К счастью, моя мать была избавлена от необходимости долго пребывать среди подобного рода жестокости и унижения. Она умерла через несколько месяцев после оккупации Вены, и я не могу не упомянуть один эпизод, связанный с ее смертью: отметить именно эти подробности представляется мне важным для будущих времен, когда подобные вещи покажутся невозможными. Восьмидесятичетырехлетняя женщина утром неожиданно потеряла сознание. Вызванный к ней врач сразу же заявил, что она едва ли переживет ночь, и пригласил к постели умирающей сиделку, женщину лет сорока. Рядом не было ни меня, ни моего брата, единственных ее детей, да мы и не могли прибыть, ибо и приезд к смертному одру матери представители "германской культуры" сочли бы преступлением. Поэтому вечер в квартире согласился пробыть один наш родственник, чтобы хоть кто-то из родных был рядом во время ее смерти. Этому нашему родственнику тогда было шестьдесят лет, он сам давно уже болел и год спустя умер. Когда он в соседней комнате как раз собрался приготовить на ночь постель, появилась - к ее чести, надо признать, довольно смущенная - сиделка и заявила, что в силу новых нацистских законов она, к сожалению, не сможет остаться на ночь у одра умирающей. Мой родственник - еврей, и она, будучи женщиной в возрасте до пятидесяти лет, не имеет права остаться на ночь под одной с ним крышей, даже рядом с умирающей, ведь, по логике Штрайхера, первой мыслью еврея должно быть поползновение надругаться над чистотой германской расы.
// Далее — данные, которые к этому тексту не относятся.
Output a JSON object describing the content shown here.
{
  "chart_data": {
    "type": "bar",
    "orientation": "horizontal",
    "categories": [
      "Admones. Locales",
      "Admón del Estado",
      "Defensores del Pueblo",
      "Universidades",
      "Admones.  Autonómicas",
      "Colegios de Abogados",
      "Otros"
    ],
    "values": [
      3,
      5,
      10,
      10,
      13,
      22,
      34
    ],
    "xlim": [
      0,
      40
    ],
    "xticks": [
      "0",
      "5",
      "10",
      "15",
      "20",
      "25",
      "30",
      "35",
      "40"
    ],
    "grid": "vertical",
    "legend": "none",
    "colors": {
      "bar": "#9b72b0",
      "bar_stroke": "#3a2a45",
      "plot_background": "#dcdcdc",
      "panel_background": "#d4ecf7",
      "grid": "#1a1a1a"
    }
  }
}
Разумеется, сказала она, это предписание ей ужасно неприятно, но она вынуждена подчиняться законам. В результате мой шестидесятилетний родственник был вынужден вечером покинуть дом для того, чтобы с моей умирающей матерью могла остаться сиделка; теперь, возможно, понятно, что я вздохнул с облегчением оттого, что ей больше не придется жить среди подобных людей.
* * *
Падение Австрии внесло в мою личную жизнь изменение, которое я сначала рассматривал как совсем пустяковое и чисто формальное: я утратил тем самым мой австрийский паспорт и должен был испросить бумагу, заменяющую паспорт человеку без родины. Часто в своих космополитических мечтаниях я тайно представлял себе, как бы это было прекрасно, насколько это, по существу, соответствовало бы моему внутреннему побуждению - быть человеком без родины, не быть обязанным ни одной стране, но принадлежать всем без исключения. Но снова мне пришлось признать, сколь ограниченна наша земная фантазия и что лишь тогда поймешь сокровеннейшие чувства, когда выстрадаешь их сам. В ту только минуту, когда после долгого ожидания на скамье просителей в коридоре я был впущен в английскую канцелярию, я постиг, что означает этот обмен моего паспорта на бумагу иностранца. Ибо на свой австрийский паспорт я имел право. Каждый австрийский чиновник консульства или офицер полиции был обязан тотчас выдать мне его как полноправному гражданину. Английскую бумагу, которую я получил, мне пришлось выпрашивать. Это было унизительное одолжение, и, кроме того, одолжение, которого меня в любой момент могли лишить. За ночь я вновь опустился на одну ступеньку ниже. Вчера еще зарубежный гость и в некотором роде джентльмен, который здесь спускал свой иностранный капитал и выплачивал налоги, я стал эмигрантом, "refugee" 1. Я оказался в куда менее почитаемой, если даже не позорной категории. Кроме того, всякую иностранную визу по этому листу бумаги отныне надо было особо вымаливать, поскольку во всех странах с подозрением относились к тому "сорту" людей, к какому стал принадлежать я, - к лишенному прав человеку без родины, которого в случае необходимости нельзя было выдворить и препроводить назад, как других, когда он становился обременительным, задерживаясь чересчур долго. И мне все чаще приходилось думать о словах, сказанных мне за несколько лет до этого: "Раньше человек имел только тело и душу. Теперь он еще нуждается в паспорте, иначе к нему не будут относиться как к человеку".